G'Kar laughed and turned his head so that their foreheads touched, moving forward as Londo leaned back. "I went to the Rim, Mollari. I went beyond it. I spent my time with Lyta and she found my thoughts most amusing." G'Kar's voice was low and rough, quietly confessing, "I missed you." He sighed. "I had not expected that." He pulled away and slid down to sit at the foot of the ornate throne, face turned away. "I had not expected that at all."
It is odd, Londo thought, bemused. That this should be the first epiphany I manage to have before that blasted Narn, and that I would not feel triumph from it... It is most vexing. "G'Kar," he said, and he could have laughed, "G'Kar," and he did laugh then, freely and from his belly as he had once laughed when free.
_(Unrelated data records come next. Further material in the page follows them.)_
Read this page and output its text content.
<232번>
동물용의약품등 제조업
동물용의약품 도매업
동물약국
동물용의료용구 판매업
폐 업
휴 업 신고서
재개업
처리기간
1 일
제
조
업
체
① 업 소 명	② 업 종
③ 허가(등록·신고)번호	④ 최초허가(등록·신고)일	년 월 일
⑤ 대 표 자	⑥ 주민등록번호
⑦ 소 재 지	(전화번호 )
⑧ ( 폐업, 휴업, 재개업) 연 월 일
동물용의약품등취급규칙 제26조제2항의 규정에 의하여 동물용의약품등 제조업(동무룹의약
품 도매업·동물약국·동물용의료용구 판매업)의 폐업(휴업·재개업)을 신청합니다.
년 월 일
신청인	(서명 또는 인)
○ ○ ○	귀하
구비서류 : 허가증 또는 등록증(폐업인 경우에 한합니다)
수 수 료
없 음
It roiled and tore at him, for it was not something he still knew how to feel but he embraced it as best he could, for when would he feel it again? After he sent G'Kar away, after five, ten more years, when both were old men and at the end of their lives, when would he feel this free again?
The Keeper did not stir at all and Londo thought he could have laughed forever had not G'Kar turned back to him and laughed alongside. "Yes," he said, "yes, that was my reaction as well!" He pulled himself up by a strong hand at Londo's knee. "I thought the whole idea – hilarious," he said, and that same smile was back. "That you would do something so stupid and not tell any of us!" He slid his hand up Londo's thigh, finally pulling it away before it reached his waist to plant it on the neutral ground of the red plush throne seat. "I thought I knew you, Mollari," he said, and Londo wondered whether the laughter that still bubbled up out of his chest was to blame for this strange light-headedness, or whether four bottles of brivari were really too many.
He opened his mouth for a witty retort. "How can you even look at me, G'Kar?" was not what he had wanted to say, though it ended their mutual hilarity and thus served its purpose. And – "how can you –" but G'Kar already had a hand over his mouth and one at the back of his neck, deftly avoiding the scaly tail of the Keeper to bury itself in the rise of lacquered hair.
"I can't." And then G'Kar was leaning in to bite his earlobe. "Mollari," he hissed, eyes bright with avarice, "let down your hair."
The guards that deserted their posts, however, are executed the next morning.